Vanity Fair Full Text: Chapter 32

Vanity Fair Full Text: Chapter 32 : Page 7

"What good can I do her, suppose--suppose the enemy arrive?" Jos answered. "They'll spare the women; but my man tells me that they have taken an oath to give no quarter to the men--the dastardly cowards."

"Horrid!" cried Rebecca, enjoying his perplexity.

"Besides, I don't want to desert her," cried the brother. "She SHAN'T be deserted. There is a seat for her in my carriage, and one for you, dear Mrs. Crawley, if you will come; and if we can get horses--" sighed he--

"I have two to sell," the lady said. Jos could have flung himself into her arms at the news. "Get the carriage, Isidor," he cried; "we've found them--we have found them."

"My horses never were in harness," added the lady. "Bullfinch would kick the carriage to pieces, if you put him in the traces."

"But he is quiet to ride?" asked the civilian.

"As quiet as a lamb, and as fast as a hare," answered Rebecca.

"Do you think he is up to my weight?" Jos said. He was already on his back, in imagination, without ever so much as a thought for poor Amelia. What person who loved a horse-speculation could resist such a temptation?

In reply, Rebecca asked him to come into her room, whither he followed her quite breathless to conclude the bargain. Jos seldom spent a half-hour in his life which cost him so much money. Rebecca, measuring the value of the goods which she had for sale by Jos's eagerness to purchase, as well as by the scarcity of the article, put upon her horses a price so prodigious as to make even the civilian draw back. "She would sell both or neither," she said, resolutely. Rawdon had ordered her not to part with them for a price less than that which she specified. Lord Bareacres below would give her the same money--and with all her love and regard for the Sedley family, her dear Mr. Joseph must conceive that poor people must live--nobody, in a word, could be more affectionate, but more firm about the matter of business.

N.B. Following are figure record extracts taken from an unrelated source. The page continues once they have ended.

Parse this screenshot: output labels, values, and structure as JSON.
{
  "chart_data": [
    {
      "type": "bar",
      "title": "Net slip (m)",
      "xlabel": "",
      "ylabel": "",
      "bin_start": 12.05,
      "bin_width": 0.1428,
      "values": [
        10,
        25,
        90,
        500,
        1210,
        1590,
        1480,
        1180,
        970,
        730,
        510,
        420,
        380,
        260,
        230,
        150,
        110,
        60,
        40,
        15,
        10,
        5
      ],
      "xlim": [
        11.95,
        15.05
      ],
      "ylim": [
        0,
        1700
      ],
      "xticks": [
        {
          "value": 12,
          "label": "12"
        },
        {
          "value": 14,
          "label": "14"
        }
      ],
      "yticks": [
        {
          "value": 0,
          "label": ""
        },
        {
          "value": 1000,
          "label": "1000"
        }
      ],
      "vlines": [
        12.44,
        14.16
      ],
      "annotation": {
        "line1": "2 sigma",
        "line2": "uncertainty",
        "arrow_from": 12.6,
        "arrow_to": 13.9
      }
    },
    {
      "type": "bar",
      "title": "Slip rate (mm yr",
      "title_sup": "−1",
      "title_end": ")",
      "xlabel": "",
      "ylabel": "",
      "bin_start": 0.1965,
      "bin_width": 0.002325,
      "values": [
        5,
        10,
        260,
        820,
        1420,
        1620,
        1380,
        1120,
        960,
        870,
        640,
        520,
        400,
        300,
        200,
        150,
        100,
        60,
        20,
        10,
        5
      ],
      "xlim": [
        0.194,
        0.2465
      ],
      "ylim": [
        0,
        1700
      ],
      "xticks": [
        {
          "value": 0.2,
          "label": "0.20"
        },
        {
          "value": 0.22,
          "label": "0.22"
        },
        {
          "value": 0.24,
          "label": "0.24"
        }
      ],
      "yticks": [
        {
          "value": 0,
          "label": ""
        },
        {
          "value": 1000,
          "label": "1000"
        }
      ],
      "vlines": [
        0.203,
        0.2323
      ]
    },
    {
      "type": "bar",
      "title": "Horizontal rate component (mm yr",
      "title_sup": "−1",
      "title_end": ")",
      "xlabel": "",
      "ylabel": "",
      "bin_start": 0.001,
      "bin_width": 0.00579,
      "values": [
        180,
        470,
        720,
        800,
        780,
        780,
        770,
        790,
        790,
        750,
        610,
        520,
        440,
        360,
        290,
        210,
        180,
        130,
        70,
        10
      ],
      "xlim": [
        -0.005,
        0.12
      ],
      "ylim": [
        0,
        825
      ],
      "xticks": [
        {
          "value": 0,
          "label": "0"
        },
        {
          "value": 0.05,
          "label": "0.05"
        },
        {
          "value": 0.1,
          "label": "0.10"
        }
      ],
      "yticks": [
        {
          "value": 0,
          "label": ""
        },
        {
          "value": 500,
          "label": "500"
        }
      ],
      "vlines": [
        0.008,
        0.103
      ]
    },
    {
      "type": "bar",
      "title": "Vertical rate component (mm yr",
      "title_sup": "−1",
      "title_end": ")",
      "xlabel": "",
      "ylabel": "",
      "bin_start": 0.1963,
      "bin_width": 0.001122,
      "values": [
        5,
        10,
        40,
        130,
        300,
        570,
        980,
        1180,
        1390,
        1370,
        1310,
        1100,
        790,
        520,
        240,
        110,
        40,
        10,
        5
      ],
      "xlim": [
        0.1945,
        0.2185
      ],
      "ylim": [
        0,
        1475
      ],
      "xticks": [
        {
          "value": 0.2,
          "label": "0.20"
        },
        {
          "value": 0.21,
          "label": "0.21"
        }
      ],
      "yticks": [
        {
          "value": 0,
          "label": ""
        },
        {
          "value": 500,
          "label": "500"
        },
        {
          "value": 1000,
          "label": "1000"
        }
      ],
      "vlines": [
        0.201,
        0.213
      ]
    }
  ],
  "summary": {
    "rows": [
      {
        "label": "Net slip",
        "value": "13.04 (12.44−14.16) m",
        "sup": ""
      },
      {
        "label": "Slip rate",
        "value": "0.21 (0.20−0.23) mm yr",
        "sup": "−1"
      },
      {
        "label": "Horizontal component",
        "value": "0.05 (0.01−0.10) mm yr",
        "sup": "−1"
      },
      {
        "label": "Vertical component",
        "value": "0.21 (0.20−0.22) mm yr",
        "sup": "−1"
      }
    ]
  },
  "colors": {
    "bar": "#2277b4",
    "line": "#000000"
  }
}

Jos ended by agreeing, as might be supposed of him. The sum he had to give her was so large that he was obliged to ask for time; so large as to be a little fortune to Rebecca, who rapidly calculated that with this sum, and the sale of the residue of Rawdon's effects, and her pension as a widow should he fall, she would now be absolutely independent of the world, and might look her weeds steadily in the face.

Once or twice in the day she certainly had herself thought about flying. But her reason gave her better counsel. "Suppose the French do come," thought Becky, "what can they do to a poor officer's widow? Bah! the times of sacks and sieges are over. We shall be let to go home quietly, or I may live pleasantly abroad with a snug little income."